Justifying the increase, the Managing Director, Lagos Metropolitan Area Transport Authority (LAMATA), Abiodun Dabiri, said the government approved the fare increase to save the bus scheme from collapse as the operators’ expenses on fuel had gone up by 71%, oil by 64 % and tyre by 90.

Nigeria’s biggest retail market – Shoprite also made a shocking announcement a week ago revealing its plan to divest from its Nigerian operations after 15 years, because it is also running at huge loss.

“The unprecedented crisis requires an equally unprecedented policy response from the entire Nigerian public sector, in collaboration with the private sector, to save lives, protect livelihoods, and lay the foundations for a strong economic recovery,” said Marco Hernandez, World Bank Lead Economist for Nigeria.

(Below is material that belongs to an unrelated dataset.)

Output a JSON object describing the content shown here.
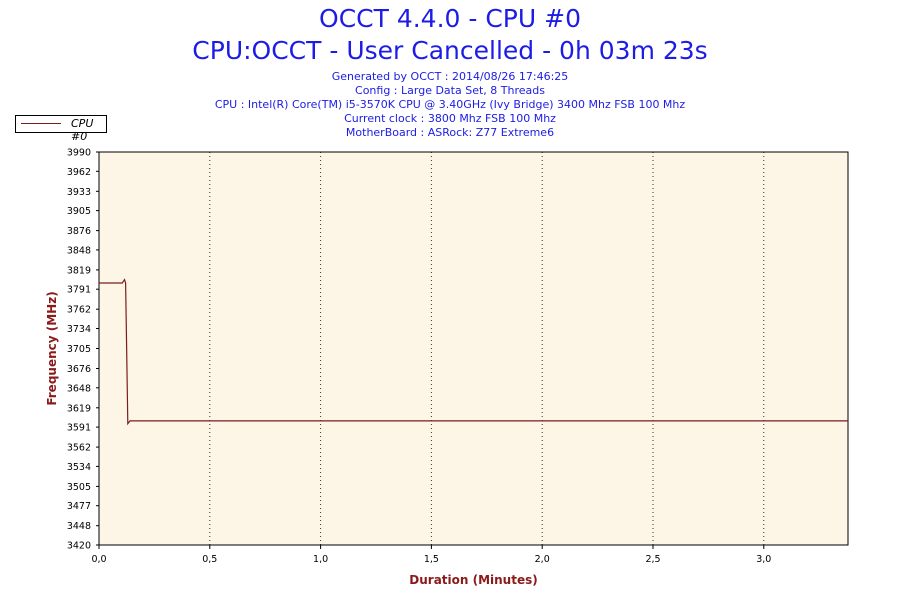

According to Epiq, a leading global legal services firm, more than 3,600 companies filed for bankruptcy in the first half of 2020 and recently, one of the world’s leading airlines – Virgin Atlantic also filed for bankruptcy.

The pandemic which has slowed down growth, the depreciation of Naira, increase in taxes, high business running costs and inflation have created a worse version of new normal for small, medium and large firms. This new normal has necessitated the need for price adjustment to conform with the present reality if the businesses don’t want to go down the path of bankruptcy. As expected, everyday Nigerians too have started feeling the pain.